You don’t have to feel settled to be doing this right. Most people who look steady from the outside are still quietly getting used to the new shape of things, one ordinary day at a time.

Frequently asked questions

Why does change feel stressful even when it's good?

A 2016 Nature Communications study found not knowing how things will turn out is more stressful to your brain than knowing something bad is coming. A new job or a move is full of unknowns, so the stress isn't about the change being bad. It's about the not-knowing.

Is there a normal timeline for adjusting to a big change?

No fixed timeline exists, and that's normal. People vary in psychological flexibility, the ability to adapt thoughts and behavior as a situation shifts, according to a 2010 Clinical Psychology Review paper. Some weeks will feel easier than others; that's the pattern, not a sign you're behind.

How does bilateral stimulation help with the stress of change?

Bilateral stimulation (BLS), the left-right technique behind EMDR, is done while you briefly hold a specific worry-image in mind. A 2013 meta-analysis found this can reduce how vivid and emotionally charged that image feels, which can quiet a looping what-if thought about the new situation.

Is it normal to feel unsteady during a change I chose and wanted?

Yes. Research scoring the impact of life events finds your nervous system reacts to how much of your routine has to reorganize, not whether the change is welcome.
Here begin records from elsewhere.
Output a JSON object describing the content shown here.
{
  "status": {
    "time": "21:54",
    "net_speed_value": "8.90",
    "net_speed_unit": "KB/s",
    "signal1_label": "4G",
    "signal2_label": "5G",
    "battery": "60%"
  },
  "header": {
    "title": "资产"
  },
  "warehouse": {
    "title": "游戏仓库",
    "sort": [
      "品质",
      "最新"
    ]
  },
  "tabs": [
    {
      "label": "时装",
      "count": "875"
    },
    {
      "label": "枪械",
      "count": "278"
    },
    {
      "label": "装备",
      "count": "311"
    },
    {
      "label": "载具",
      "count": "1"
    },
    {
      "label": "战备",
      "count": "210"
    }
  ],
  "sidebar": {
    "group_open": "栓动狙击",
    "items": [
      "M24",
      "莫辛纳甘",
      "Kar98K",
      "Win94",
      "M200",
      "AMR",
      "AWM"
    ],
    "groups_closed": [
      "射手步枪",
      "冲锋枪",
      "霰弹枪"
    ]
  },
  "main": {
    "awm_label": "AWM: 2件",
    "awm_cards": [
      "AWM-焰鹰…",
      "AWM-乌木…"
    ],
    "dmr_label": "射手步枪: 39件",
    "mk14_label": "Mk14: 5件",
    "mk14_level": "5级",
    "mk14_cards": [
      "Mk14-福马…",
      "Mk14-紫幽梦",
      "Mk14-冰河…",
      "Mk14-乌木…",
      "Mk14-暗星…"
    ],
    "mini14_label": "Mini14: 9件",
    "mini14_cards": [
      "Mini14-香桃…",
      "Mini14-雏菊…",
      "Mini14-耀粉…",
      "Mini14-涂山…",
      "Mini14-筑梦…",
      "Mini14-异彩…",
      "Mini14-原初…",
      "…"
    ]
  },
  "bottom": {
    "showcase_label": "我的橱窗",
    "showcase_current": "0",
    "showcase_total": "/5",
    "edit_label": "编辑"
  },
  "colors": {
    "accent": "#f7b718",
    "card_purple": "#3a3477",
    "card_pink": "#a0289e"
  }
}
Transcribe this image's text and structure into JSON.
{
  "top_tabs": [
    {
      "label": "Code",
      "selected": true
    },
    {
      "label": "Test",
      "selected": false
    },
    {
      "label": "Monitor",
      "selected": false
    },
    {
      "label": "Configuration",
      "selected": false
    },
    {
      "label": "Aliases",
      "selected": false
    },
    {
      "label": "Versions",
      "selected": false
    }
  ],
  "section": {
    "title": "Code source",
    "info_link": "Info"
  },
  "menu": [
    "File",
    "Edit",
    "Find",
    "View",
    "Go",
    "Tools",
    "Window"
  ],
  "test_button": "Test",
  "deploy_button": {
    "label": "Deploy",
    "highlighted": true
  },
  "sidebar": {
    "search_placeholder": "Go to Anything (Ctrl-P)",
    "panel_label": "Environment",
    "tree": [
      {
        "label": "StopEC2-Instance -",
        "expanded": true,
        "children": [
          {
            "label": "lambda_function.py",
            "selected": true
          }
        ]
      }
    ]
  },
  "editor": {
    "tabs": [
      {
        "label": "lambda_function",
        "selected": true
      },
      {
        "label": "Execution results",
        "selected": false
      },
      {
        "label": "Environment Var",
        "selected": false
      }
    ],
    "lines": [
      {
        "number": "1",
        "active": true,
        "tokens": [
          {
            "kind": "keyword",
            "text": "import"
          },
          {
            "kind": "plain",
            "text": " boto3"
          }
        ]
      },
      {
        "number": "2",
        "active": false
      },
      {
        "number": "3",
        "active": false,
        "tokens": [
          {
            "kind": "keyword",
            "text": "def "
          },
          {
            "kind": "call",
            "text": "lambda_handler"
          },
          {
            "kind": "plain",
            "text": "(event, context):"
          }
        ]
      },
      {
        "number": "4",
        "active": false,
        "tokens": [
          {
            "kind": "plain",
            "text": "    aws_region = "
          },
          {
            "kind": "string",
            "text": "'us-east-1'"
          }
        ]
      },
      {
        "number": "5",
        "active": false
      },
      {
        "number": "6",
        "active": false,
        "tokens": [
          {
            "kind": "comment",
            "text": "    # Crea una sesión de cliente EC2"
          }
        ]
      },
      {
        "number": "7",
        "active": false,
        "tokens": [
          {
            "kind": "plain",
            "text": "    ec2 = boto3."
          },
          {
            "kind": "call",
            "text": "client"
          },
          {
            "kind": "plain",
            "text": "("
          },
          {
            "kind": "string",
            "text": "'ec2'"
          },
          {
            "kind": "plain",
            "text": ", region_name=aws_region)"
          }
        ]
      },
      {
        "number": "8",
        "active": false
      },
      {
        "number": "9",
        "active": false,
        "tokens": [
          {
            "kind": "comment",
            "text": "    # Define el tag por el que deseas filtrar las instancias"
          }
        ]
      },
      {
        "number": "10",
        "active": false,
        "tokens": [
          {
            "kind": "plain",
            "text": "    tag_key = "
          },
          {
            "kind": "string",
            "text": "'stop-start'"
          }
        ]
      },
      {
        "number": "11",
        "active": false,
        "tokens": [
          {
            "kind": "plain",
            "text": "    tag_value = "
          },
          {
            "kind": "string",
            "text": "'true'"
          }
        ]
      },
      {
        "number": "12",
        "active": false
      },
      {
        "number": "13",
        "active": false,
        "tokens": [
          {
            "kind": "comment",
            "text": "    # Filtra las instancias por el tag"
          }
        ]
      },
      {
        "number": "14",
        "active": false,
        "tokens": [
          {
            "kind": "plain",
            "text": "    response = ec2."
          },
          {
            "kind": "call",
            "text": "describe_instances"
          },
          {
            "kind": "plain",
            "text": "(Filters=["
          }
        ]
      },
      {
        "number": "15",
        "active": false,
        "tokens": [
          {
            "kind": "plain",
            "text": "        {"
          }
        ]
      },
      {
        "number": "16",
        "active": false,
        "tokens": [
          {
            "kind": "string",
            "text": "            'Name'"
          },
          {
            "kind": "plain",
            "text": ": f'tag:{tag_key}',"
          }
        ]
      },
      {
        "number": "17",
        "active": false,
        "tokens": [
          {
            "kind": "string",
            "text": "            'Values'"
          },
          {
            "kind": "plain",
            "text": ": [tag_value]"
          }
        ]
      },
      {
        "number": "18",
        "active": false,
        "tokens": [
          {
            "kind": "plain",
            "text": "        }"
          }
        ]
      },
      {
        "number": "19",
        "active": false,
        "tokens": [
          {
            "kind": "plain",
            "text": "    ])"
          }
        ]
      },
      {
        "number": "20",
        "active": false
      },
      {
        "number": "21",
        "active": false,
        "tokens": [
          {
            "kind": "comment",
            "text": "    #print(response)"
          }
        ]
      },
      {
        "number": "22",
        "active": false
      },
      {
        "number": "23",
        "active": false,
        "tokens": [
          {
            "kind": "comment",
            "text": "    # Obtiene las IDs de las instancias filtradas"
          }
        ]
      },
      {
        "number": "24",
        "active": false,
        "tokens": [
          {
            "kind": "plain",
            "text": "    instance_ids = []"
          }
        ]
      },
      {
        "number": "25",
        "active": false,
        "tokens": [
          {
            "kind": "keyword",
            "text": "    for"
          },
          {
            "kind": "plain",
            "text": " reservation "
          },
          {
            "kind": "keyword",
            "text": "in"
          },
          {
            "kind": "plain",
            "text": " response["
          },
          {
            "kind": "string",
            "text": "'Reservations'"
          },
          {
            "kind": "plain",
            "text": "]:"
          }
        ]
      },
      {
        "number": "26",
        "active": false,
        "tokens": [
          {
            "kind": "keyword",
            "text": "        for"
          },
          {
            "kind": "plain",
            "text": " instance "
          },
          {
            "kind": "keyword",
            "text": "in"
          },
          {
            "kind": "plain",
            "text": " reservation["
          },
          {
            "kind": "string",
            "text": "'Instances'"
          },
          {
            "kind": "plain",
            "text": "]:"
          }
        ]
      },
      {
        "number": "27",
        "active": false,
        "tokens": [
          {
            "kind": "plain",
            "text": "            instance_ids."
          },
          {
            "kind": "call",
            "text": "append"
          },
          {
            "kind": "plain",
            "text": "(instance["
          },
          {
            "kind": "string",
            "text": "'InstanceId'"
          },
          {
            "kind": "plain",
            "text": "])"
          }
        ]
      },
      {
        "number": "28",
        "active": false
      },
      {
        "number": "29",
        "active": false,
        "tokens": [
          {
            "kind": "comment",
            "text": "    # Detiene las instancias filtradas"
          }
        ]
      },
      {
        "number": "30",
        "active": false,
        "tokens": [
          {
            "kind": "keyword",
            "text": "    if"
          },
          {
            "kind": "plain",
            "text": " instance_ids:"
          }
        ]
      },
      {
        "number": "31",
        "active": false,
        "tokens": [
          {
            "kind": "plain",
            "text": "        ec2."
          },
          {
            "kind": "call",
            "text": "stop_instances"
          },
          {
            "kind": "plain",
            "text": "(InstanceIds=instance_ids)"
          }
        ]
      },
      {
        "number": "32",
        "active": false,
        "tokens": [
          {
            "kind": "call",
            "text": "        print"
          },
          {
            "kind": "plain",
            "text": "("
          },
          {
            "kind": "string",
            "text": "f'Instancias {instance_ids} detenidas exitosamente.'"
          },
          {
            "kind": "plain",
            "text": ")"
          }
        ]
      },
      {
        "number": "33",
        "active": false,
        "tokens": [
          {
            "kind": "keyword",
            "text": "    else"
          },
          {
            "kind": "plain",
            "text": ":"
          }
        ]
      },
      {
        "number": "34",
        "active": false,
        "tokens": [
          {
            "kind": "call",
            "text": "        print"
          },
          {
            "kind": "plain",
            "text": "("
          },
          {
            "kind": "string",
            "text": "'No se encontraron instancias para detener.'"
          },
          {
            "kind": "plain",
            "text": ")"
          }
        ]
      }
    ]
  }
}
A new job, a wanted move, or a new relationship can all bring real disorientation alongside the excitement.

When does adjusting to change need more than a self-guided practice?

Reach out to a licensed professional if the unsettled feeling doesn't ease after a few weeks, if it's tangled up with a real loss, or if distress during practice rises above a 7 out of 10 and won't settle back down on its own.